La certeza de que las religiones son una poderosa fuerza para alcanzar la propia plenitud personal, la justicia social y la paz mundial es consustancial al movimiento de la No violencia. Era una certeza tan central en el pensamiento y la vida de mahatma Gandhi o del reverendo Martin Luther King que no es necesario detenernos en ello. Pero desde el punto de vista histórico es a la vez igualmente incuestionable que siempre que las religiones se han centrado en sí mismas, la consecuencia ha sido el narcisismo, la decadencia y la corrupción. O incluso, en algunas ocasiones, han desencadenado guerras religiosas o con un fuerte componente religioso: cruzadas, golpes de Estado en nombre de “la civilización cristiana y occidental” (Jorge Rafael Videla), yihadismo…

Por eso, en estas reflexiones, es mi intención exponer que desde la mirada de la No violencia las religiones están obligadas no solo a ser ellas mismas sino incluso a ir más allá de ellas mismas. Y lo intentaré mediante tres vías argumentales. En categorías evangélicas diría que la naturaleza de las religiones es la de ser como levadura destinada a hacer fermentar la masa. O como sal, que si no sirve para salar, es tirada fuera y pisoteada por los hombres.[1] Intentaré argumentar que las religiones deben, en especial, dar un lugar central al anhelo de la Paz. Una meta, la Paz, que es el compendio de todos los anhelos humanos. En la Biblia, la Paz es el anhelado compendio de todos los dones mesiánicos.

Primera vía

Las religiones deben ir más allá de ellas mismas porque de ellas, de las iglesias o de los movimientos espirituales se podría decir lo mismo que de los individuos: si el grano de trigo no cae en tierra y muere, queda solo, pero si muere, da mucho fruto.[2] O como reza aquella plegaria que suele ser llamada Oración franciscana por la Paz: “¡Señor, haz de mí un instrumento de tu paz! […] que no busque tanto ser consolado como consolar; ser comprendido, como comprender; ser amado, como amar.

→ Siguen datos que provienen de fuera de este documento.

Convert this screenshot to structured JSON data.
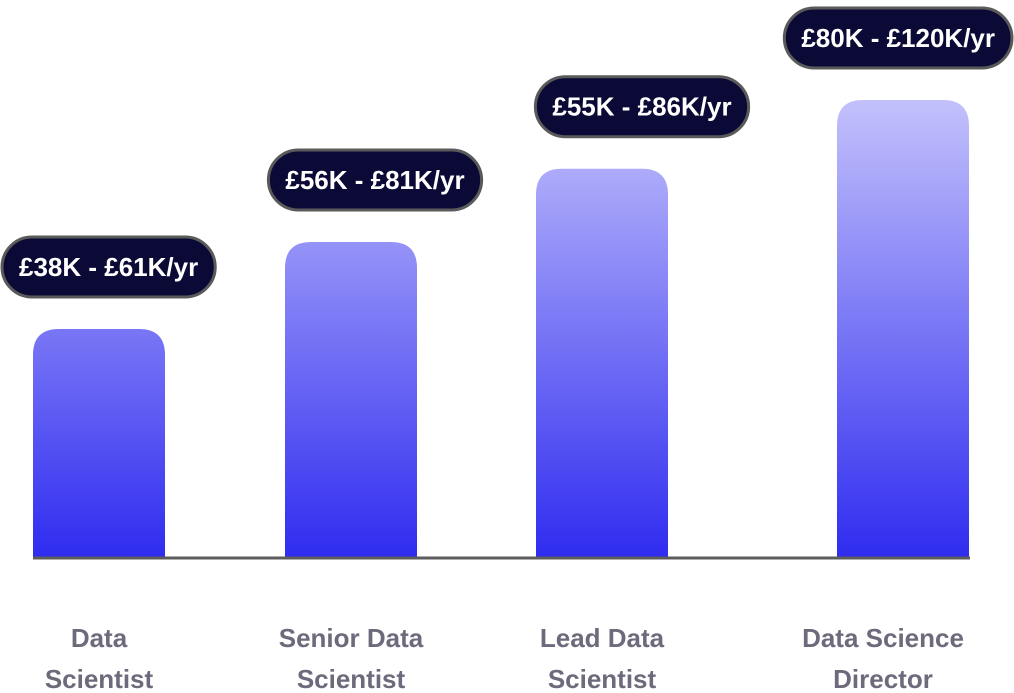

Porque es dando como se recibe; olvidando, como se encuentra; perdonando, como se es perdonado; muriendo, como se resucita a la vida eterna.”

Segunda vía

Las religiones deben ir más allá de ellas mismas porque lo Santo o Sagrado, al ser en sí mismo un ámbito inaprensible e inefable, sólo puede ser reconocido y validado por sus frutos. Sin unos frutos que las trasciendan, llevándolas más allá de ellas mismas, ni tan solo podemos estar seguros de su autenticidad: “Cuidaos de los falsos profetas […]. Por sus frutos los conoceréis”.[3] Si los frutos no son los debidos, el hecho de auto adjudicarse la categoría “religión” no garantiza nada. Ni tampoco el pretender hablar en nombre de Dios. Aparte de que a lo largo de la historia se han cometido grandes crímenes en nombre de Dios, el apofatismo está bien presente incluso en las religiones teístas: “A Dios nadie le ha visto. Si nos amamos unos a otros, Dios permanece en nosotros y Su amor se perfecciona en nosotros”.[4] Nadie lo ha visto porque nadie puede verlo y seguir vivo.[5]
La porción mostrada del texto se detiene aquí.